Os olhos úmidos seguraram bravamente as lágrimas que desejavam rolar. Sam agradeceu a preocupação de Emília e caminhou para a caminhonete. Tinham ido juntos até ali, voltariam juntos.

Mesmo no silêncio que se seguiu durante o percurso de volta.

— Pensei que me contasse tudo.

Sam esperou por aquela frase. Ela soara exatamente como imaginou: chateada. Nada mais que isso. O fato, o doloroso fato, é que sempre esperava algo a mais de Edward.

Não tinham sequer trocado uma palavra antes disso, mas pensar que ficaria sem falar com o melhor amigo, trazia uma dorzinha no peito que o fizeram buscar por algum assunto em vários momentos naqueles minutos.

— Não é importante, por isso não contei. — Mentiu. Agora estava mentindo, mas preferia afastar o moreno de qualquer caminho que o levasse a indagar mais sobre aquele assunto.

— Tem a ver com você, é importante. — Edward estacionou duas casas antes da casa do ruivo. Era estúpido, mas o pai de Sam criaria caso se os visse chegando juntos.

Novamente houve a falta de diálogo, mas foi passageira e logo a voz mais grave voltou a falar.
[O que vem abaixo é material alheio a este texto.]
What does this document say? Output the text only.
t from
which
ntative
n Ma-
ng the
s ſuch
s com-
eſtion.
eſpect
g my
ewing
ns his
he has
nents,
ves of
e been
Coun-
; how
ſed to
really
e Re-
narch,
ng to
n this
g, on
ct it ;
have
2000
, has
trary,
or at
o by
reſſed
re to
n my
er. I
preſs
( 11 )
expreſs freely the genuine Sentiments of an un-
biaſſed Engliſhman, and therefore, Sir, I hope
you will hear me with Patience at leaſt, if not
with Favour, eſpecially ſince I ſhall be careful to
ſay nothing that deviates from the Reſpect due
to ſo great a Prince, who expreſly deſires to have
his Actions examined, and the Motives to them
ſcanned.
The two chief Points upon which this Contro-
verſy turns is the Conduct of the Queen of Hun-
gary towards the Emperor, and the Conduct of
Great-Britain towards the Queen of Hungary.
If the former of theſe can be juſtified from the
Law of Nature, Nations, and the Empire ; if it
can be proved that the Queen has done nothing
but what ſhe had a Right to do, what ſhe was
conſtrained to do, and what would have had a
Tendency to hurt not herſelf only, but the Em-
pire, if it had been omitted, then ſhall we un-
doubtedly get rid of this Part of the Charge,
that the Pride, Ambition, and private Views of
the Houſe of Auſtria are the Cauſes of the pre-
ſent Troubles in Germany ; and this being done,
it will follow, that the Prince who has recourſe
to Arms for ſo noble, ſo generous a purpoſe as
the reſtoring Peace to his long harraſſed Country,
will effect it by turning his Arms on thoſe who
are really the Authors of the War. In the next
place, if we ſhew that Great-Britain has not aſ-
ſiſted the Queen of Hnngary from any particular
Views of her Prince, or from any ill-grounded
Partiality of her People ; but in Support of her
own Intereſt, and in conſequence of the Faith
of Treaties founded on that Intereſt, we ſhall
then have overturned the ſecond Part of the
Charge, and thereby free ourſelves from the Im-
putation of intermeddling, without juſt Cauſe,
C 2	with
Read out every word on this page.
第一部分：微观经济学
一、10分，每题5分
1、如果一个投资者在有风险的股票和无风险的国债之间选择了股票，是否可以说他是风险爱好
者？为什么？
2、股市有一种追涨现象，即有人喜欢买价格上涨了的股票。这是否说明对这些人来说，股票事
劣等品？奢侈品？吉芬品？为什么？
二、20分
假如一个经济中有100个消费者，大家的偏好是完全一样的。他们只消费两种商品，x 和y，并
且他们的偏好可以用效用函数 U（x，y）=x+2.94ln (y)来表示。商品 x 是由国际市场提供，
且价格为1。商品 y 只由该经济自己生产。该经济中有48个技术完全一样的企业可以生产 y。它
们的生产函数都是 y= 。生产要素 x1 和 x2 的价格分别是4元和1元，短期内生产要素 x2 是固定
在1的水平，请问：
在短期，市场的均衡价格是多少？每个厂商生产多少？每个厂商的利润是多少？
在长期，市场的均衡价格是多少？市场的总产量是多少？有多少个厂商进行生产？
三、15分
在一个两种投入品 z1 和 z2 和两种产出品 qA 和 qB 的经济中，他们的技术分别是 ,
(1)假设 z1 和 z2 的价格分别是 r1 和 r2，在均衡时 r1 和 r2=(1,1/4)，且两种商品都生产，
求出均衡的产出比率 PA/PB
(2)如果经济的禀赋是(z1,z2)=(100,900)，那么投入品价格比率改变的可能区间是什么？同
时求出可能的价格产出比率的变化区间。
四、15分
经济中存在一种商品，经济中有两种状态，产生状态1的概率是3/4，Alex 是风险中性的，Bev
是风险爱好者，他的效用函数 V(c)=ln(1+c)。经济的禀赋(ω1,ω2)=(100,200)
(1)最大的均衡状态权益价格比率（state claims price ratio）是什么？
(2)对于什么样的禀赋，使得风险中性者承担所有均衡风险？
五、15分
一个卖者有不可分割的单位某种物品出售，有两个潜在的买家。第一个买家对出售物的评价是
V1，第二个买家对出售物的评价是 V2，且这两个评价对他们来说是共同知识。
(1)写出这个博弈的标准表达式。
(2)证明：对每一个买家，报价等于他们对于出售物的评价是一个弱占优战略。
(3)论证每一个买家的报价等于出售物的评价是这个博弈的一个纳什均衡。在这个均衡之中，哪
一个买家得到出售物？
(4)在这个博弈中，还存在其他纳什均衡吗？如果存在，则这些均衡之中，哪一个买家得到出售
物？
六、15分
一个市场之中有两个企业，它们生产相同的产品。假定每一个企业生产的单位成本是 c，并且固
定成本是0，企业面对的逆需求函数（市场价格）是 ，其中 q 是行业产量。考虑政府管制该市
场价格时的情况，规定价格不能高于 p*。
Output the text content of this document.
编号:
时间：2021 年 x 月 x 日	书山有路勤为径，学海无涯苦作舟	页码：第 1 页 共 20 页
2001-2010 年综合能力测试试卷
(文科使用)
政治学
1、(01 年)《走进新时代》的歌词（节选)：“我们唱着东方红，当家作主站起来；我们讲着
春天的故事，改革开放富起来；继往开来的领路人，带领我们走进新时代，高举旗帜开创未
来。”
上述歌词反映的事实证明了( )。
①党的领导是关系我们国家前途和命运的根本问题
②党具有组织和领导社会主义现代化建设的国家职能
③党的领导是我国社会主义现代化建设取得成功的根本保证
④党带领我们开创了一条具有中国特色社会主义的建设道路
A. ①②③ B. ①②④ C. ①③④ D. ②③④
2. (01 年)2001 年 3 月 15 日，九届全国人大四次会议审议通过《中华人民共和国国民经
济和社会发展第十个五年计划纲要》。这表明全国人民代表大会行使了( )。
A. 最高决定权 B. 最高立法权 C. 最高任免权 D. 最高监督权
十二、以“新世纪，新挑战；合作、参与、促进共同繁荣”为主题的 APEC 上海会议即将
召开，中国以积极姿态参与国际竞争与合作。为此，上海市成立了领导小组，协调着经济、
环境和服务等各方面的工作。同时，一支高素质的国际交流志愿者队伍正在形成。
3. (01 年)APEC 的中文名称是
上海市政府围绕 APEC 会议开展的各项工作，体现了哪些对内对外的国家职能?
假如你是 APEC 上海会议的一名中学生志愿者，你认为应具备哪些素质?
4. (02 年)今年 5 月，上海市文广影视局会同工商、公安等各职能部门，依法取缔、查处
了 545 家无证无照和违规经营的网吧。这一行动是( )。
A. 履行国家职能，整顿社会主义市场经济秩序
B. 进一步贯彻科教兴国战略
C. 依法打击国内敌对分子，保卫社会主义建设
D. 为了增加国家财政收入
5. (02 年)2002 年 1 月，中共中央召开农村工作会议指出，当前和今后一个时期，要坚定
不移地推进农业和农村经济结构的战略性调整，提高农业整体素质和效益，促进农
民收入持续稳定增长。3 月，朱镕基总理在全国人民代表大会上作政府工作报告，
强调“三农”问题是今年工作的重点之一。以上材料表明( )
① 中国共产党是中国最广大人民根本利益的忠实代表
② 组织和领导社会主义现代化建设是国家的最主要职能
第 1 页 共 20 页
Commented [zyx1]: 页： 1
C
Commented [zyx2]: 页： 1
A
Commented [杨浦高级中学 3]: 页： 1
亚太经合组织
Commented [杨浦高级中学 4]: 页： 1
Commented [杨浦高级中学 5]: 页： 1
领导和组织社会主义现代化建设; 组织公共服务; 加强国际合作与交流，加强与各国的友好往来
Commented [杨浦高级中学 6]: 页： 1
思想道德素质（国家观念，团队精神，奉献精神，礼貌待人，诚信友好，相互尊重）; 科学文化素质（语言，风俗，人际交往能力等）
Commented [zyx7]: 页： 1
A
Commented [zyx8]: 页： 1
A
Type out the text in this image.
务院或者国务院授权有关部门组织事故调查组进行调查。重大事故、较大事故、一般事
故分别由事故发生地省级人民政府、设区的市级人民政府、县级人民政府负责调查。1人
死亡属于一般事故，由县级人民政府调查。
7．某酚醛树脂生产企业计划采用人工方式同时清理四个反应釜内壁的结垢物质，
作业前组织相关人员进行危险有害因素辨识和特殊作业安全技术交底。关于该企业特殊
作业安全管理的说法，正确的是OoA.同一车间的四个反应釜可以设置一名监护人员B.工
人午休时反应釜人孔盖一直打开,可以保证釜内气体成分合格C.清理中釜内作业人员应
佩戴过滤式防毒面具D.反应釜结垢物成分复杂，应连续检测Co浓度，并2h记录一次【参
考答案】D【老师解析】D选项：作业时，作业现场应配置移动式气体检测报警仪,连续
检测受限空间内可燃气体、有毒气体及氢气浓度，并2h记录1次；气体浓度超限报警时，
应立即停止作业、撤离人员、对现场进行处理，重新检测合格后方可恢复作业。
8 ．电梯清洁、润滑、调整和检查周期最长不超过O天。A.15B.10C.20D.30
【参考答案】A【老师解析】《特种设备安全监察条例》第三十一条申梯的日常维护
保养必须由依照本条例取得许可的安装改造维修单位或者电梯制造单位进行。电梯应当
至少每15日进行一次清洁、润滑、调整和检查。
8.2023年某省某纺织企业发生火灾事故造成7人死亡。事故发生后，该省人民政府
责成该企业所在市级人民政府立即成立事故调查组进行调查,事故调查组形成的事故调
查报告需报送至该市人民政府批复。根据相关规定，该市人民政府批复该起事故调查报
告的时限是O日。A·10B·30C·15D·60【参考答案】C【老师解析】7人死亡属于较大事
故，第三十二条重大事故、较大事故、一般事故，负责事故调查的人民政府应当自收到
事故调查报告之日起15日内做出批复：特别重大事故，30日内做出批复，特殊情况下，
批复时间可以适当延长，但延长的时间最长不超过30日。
— Não é a Geovanna, mas pode ser outra garota do time… — Os ares pensativos tomaram as faces de Edward. Ele realmente queria saber quem era a dona da atenção do amigo.

Os dedos de Sam se apertaram sobre o tecido leve da bermuda. Aquela certeza de que era uma menina, o incomodou como nunca antes, mas sequer havia comentado sobre aquilo com ninguém. Os lábios se comprimiram, mas a pergunta veio sem ressalvas.

— Por que tem que ser uma garota?

Edward desviou os olhos para a janela. O bairro era sossegado, não havia quase ninguém nas ruas àquela hora e ainda era cedo, mas podia ver o carro de Bruce e a tal banda dele, conversando animados frente a casa do loiro.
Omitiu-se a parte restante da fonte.